Creating a spring boot apllication controller class

Navigate to the /src/main/java/ folder under the package com.asb.example and open the java file SpringBootExampleUsingStsApplication.java.

Update the content with the following code. This class is the entry point of the spring boot application. To run the application, right-click on the file and run it as a java application.

Here, we have added a Rest controller with an HTTP GET request handler mapped to “/”. The URL displays the “Hello World!!” message on starting the application and upon accessing the URL localhost:8080/ on the browser.

package com.asb.example;

import org.springframework.boot.SpringApplication;
import org.springframework.boot.autoconfigure.SpringBootApplication;
import org.springframework.web.bind.annotation.GetMapping;
import org.springframework.web.bind.annotation.RestController;

@SpringBootApplication
public class SpringBootExampleUsingStsApplication {

    public static void main(String[] args) {
        SpringApplication.run(SpringBootExampleUsingStsApplication.class, args);
    }

    @RestController
    public class Rest{
    
        @GetMapping("/")
        public String helloWorld() {
            return "Hello World!!";
        }
    }
}

Following is the standard “Hello World” output of our application.
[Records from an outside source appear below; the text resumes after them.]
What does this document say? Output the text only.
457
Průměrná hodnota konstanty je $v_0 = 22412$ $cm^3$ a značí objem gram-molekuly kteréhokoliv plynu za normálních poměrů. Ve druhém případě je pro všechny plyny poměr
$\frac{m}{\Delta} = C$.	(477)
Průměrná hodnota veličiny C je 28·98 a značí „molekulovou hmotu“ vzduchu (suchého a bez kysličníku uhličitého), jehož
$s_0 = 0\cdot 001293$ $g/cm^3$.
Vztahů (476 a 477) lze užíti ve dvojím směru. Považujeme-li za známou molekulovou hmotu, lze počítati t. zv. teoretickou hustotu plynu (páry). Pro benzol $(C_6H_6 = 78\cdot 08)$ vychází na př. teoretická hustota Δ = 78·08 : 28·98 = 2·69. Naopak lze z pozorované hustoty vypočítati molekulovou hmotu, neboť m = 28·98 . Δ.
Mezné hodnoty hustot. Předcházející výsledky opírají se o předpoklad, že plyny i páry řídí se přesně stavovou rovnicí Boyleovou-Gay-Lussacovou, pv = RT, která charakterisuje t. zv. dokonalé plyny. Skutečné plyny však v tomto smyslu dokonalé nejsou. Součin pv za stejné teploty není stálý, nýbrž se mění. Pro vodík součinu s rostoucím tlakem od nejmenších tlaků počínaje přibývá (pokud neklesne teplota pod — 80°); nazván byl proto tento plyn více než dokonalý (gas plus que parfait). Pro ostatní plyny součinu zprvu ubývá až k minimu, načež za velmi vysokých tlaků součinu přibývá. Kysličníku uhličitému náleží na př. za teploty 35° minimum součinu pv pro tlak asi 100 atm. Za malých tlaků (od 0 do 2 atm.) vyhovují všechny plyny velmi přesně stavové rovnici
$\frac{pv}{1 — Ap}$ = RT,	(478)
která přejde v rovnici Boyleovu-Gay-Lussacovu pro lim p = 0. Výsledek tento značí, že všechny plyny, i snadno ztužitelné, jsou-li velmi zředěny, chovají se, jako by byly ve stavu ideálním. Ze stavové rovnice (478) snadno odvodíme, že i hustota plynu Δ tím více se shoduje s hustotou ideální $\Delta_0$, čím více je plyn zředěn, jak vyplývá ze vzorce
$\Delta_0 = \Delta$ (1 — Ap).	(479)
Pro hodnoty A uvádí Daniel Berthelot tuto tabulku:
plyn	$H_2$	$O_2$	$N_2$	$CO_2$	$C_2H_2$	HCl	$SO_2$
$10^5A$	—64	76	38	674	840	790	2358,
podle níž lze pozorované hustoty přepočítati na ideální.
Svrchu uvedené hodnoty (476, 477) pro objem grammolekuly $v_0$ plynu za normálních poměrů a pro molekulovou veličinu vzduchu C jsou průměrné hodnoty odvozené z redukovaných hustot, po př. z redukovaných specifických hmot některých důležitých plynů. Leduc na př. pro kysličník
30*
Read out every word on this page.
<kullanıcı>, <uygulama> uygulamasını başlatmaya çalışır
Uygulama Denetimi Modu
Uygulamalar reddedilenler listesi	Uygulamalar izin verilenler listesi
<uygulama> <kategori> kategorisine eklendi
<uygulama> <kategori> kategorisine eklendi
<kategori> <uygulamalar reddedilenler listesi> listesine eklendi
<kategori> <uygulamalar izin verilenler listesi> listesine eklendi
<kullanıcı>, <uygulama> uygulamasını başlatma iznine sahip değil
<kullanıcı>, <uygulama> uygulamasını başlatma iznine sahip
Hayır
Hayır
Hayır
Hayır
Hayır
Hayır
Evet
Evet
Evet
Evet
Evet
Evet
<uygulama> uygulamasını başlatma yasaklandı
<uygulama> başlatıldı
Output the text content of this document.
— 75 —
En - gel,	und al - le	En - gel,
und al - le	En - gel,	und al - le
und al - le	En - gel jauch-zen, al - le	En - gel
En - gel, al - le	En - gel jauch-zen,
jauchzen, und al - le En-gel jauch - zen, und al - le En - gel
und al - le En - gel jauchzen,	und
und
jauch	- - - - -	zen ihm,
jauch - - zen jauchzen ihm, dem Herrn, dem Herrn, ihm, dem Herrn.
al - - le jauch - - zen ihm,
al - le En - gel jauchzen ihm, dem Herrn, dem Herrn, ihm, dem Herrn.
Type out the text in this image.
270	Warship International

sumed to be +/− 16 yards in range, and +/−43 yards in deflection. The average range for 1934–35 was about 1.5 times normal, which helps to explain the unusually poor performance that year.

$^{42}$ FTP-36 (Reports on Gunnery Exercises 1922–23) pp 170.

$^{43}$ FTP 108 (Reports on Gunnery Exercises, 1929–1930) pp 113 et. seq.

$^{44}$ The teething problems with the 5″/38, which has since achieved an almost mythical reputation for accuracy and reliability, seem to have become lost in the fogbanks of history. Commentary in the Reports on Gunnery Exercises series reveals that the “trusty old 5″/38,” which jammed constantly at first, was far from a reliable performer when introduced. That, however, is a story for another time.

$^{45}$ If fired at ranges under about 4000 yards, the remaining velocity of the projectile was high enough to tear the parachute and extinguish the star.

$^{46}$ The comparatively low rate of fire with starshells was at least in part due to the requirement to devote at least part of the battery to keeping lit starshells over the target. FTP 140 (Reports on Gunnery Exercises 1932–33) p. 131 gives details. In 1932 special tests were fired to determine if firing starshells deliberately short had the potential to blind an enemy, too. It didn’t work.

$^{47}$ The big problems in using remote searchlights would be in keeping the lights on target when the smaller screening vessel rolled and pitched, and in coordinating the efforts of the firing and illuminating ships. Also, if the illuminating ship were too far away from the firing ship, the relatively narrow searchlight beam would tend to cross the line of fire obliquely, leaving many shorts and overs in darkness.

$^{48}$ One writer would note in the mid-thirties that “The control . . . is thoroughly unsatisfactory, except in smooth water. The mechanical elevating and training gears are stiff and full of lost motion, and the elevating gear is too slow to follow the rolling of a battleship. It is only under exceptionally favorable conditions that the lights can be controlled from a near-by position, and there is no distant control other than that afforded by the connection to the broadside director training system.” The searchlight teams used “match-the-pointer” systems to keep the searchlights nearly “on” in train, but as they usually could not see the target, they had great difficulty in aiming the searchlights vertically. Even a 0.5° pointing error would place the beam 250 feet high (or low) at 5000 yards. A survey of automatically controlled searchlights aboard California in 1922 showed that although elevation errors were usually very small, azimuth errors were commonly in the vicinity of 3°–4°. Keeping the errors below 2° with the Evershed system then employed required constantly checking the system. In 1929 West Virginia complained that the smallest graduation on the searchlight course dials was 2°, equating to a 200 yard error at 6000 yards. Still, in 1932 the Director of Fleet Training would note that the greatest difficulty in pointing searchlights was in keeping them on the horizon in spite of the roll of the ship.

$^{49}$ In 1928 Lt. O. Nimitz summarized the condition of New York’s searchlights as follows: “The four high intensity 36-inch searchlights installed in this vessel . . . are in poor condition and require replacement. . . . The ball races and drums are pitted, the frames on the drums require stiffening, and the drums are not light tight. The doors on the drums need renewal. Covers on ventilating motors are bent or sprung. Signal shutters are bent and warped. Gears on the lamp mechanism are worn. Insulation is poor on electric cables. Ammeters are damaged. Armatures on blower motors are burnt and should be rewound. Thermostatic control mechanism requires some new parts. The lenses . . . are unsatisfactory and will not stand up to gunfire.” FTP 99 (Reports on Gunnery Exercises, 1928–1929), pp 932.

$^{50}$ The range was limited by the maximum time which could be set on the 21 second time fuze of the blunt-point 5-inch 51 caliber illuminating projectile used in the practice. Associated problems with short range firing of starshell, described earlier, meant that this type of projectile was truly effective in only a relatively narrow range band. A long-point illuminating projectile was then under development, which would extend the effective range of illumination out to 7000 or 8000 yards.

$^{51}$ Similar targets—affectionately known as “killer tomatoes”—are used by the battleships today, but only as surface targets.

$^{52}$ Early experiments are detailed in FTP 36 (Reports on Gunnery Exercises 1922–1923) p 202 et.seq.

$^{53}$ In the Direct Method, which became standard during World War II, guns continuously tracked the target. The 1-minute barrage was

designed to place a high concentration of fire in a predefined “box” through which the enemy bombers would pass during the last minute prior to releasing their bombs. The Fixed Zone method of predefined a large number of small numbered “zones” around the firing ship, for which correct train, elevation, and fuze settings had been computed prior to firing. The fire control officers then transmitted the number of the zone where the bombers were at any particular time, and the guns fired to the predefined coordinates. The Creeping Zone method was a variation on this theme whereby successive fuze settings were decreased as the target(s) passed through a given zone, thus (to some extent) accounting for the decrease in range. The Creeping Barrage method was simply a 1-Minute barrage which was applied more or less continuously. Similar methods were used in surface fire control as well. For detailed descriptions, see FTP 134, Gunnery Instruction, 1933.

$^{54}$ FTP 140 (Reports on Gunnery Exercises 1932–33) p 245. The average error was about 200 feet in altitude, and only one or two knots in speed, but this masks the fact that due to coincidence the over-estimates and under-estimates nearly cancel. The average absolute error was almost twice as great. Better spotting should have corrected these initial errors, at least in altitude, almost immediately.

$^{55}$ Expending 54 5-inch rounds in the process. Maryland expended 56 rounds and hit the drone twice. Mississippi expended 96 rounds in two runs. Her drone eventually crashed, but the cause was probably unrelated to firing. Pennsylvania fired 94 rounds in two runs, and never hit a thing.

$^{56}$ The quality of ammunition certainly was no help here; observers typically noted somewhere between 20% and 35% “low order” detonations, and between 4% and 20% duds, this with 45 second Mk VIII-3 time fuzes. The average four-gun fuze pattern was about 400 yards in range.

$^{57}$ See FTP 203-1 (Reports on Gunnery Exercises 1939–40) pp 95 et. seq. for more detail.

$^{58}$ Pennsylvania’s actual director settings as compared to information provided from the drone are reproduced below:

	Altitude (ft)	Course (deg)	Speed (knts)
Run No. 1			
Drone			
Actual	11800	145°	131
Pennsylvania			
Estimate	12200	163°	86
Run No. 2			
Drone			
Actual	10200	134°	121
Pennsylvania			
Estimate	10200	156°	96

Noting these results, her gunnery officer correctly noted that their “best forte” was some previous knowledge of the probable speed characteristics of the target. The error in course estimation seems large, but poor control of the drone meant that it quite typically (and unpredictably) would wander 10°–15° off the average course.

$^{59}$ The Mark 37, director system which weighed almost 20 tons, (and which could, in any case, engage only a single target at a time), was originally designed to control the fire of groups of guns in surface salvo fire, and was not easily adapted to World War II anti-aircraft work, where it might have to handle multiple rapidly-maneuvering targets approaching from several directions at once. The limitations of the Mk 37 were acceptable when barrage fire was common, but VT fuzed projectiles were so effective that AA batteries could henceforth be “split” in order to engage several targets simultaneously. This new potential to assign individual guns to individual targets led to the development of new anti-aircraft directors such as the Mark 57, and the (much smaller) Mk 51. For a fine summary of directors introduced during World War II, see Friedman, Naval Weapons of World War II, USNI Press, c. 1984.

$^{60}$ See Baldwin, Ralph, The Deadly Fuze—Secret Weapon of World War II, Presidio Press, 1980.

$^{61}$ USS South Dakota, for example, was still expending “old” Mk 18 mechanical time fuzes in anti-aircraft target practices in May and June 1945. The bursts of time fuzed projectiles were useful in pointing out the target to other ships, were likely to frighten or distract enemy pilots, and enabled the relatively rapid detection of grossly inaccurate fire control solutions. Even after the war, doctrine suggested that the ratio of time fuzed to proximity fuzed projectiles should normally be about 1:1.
Using the Spring Initializr to create spring boot application

Go to https://start.spring.io/, fill out the project details like Group ID, Artifact details, dependencies, etc.

We can also choose Maven/Gradle to build the project. and click on Generate Project button to download the project in the zip format.

creating spring boot application

To import this project into your Eclipse/STS or any other IDE, just unzip the file and import it. In Eclipse/STS, select File >Import > Maven > Existing Maven Project as shown below.

creating spring boot application

Browse the unzipped file on your computer, and select the folder, click on the Finish button.

Finally, our project is imported to the IDE now.

creating spring boot application

Conclusion

In this article, we learned how to create a spring boot application using STS and also using Spring Initializr.